As we explore or journey to Eden I can’t help but think we are still putting our seniors “out to pasture”. I am old enough to remember when grandparents were an integral part of daily life in the home of their children. They were the family members who needed help, but also shared their experience and wisdom with their children and grandchildren. Grandpa taught you how to fix things and grandma taught you how to cook and clean properly. Our children missed out on those great experiences that have been shared for tens of thousands of year. They don’t know what they missed; they just think seniors smell funny.
This is an important and valuable observation. What we had is lost, it is gone and it is not coming back.
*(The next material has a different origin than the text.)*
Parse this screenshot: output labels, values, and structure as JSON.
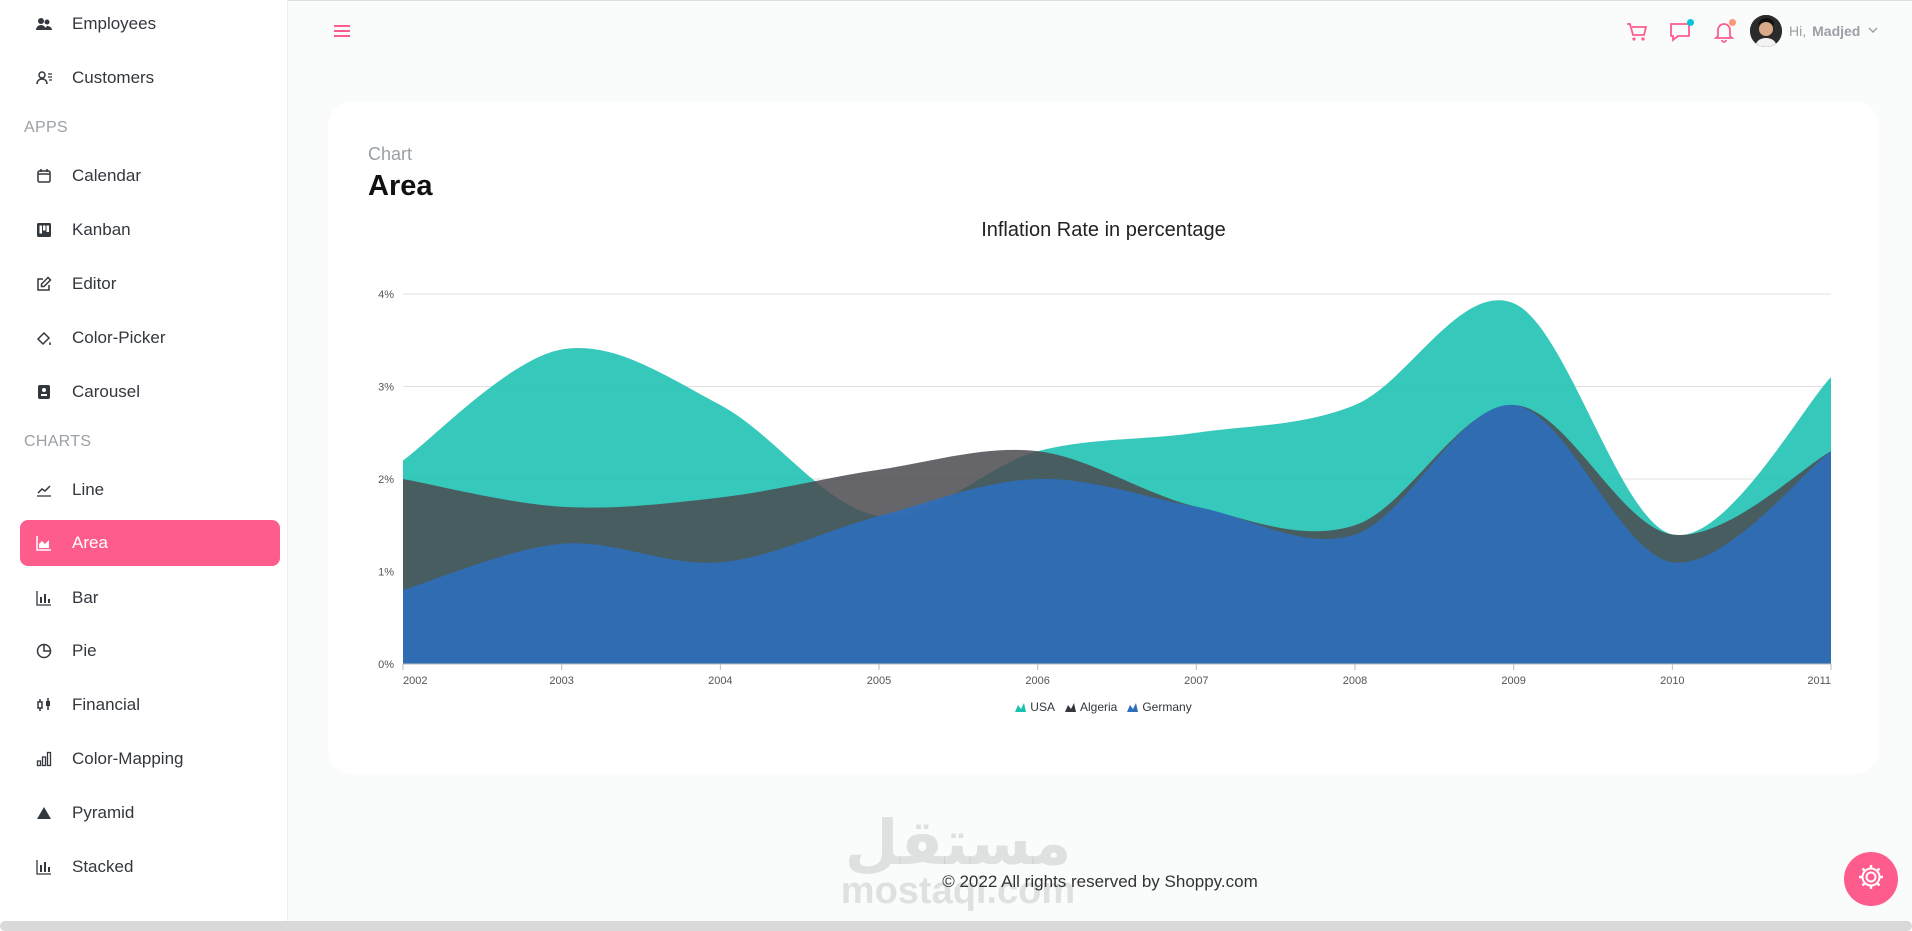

The challenge is to create a new approach to aging and intergenerational life that is as good as (or maybe even better!) than what we had.
It seems that we have continued to isolate our seniors rather than integrate them back into society. Although planned communities have never really taken off in Rochester, I have seen successfully communities in other cities like Houston. These communities would benefit from having an Eden or Green House complex as a focal point of the planned community that could become a real contributor to the lives of those that live there. Communities often include a day care center, pool or clubhouse, but how often do they plan in a senior complex within the community that puts our seniors closer to the daily lives of those that live there?
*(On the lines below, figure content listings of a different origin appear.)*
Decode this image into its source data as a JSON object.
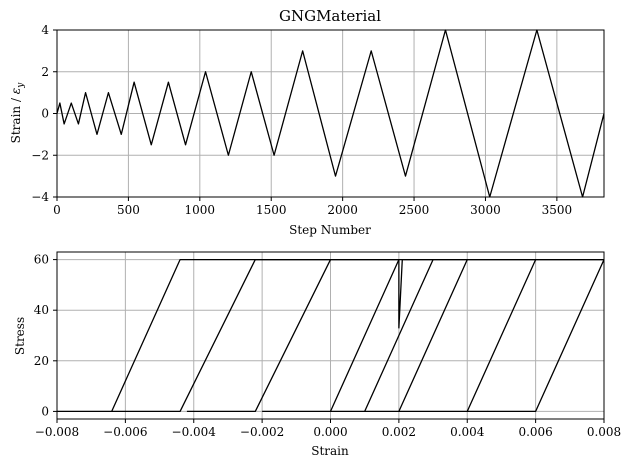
{
  "chart_data": [
    {
      "type": "line",
      "title": "GNGMaterial",
      "xlabel": "Step Number",
      "ylabel": "Strain / ε_y",
      "xlim": [
        0,
        3830
      ],
      "ylim": [
        -4,
        4
      ],
      "xticks": [
        0,
        500,
        1000,
        1500,
        2000,
        2500,
        3000,
        3500
      ],
      "yticks": [
        -4,
        -2,
        0,
        2,
        4
      ],
      "grid": true,
      "series": [
        {
          "x": [
            0,
            20,
            50,
            100,
            150,
            200,
            280,
            360,
            450,
            540,
            660,
            780,
            900,
            1040,
            1200,
            1360,
            1520,
            1720,
            1950,
            2200,
            2440,
            2720,
            3030,
            3360,
            3680,
            3830
          ],
          "y": [
            0,
            0.5,
            -0.5,
            0.5,
            -0.5,
            1,
            -1,
            1,
            -1,
            1.5,
            -1.5,
            1.5,
            -1.5,
            2,
            -2,
            2,
            -2,
            3,
            -3,
            3,
            -3,
            4,
            -4,
            4,
            -4,
            0
          ]
        }
      ]
    },
    {
      "type": "line",
      "title": "",
      "xlabel": "Strain",
      "ylabel": "Stress",
      "xlim": [
        -0.008,
        0.008
      ],
      "ylim": [
        -3,
        63
      ],
      "xticks": [
        -0.008,
        -0.006,
        -0.004,
        -0.002,
        0.0,
        0.002,
        0.004,
        0.006,
        0.008
      ],
      "xtick_labels": [
        "−0.008",
        "−0.006",
        "−0.004",
        "−0.002",
        "0.000",
        "0.002",
        "0.004",
        "0.006",
        "0.008"
      ],
      "yticks": [
        0,
        20,
        40,
        60
      ],
      "grid": true,
      "series": [
        {
          "x": [
            -0.008,
            -0.0064,
            -0.0044,
            0.002,
            0.002,
            0.0021,
            0.008
          ],
          "y": [
            0,
            0,
            60,
            60,
            33,
            60,
            60
          ]
        },
        {
          "x": [
            -0.0064,
            -0.0044,
            -0.0022,
            0.0
          ],
          "y": [
            0,
            0,
            60,
            60
          ]
        },
        {
          "x": [
            -0.0042,
            -0.0022,
            0.0,
            0.002,
            0.003
          ],
          "y": [
            0,
            0,
            60,
            60,
            60
          ]
        },
        {
          "x": [
            -0.002,
            0.0,
            0.002
          ],
          "y": [
            0,
            0,
            60
          ]
        },
        {
          "x": [
            0.0,
            0.001,
            0.003,
            0.004
          ],
          "y": [
            0,
            0,
            60,
            60
          ]
        },
        {
          "x": [
            0.001,
            0.002,
            0.004,
            0.006
          ],
          "y": [
            0,
            0,
            60,
            60
          ]
        },
        {
          "x": [
            0.002,
            0.004,
            0.006,
            0.008
          ],
          "y": [
            0,
            0,
            60,
            60
          ]
        },
        {
          "x": [
            0.004,
            0.006,
            0.008
          ],
          "y": [
            0,
            0,
            60
          ]
        }
      ]
    }
  ]
}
This is something that Scandinavia does much better than America.
Take a look at this abstract…
Demographic projections of elder care in Sweden necessitate new and creative approaches to accommodate this rapidly growing population. This article describes a unique aging-in-place care and housing policy initiative for the elderly.
This field needs innovation and plenty of it.
Using a case example in Eksj, Sweden, the authors used a future workshop (FW) method to help seniors plan their future housing in the community. The FW is based on a collective democratic process involving full participation, open communication, organizational development, and leadership. The process steps of the three-stage FW method are described.
The key here is the engagement of elders in the process.
Results indicated that empowerment, collaboration, autonomy, social education, and decision making can be achieved in a community-network-based policy model. This demonstrates the devolution of national policy and how, at the grass roots level, local participation and public accountability can take root. Devolution created an opportunity for creatively addressing local needs.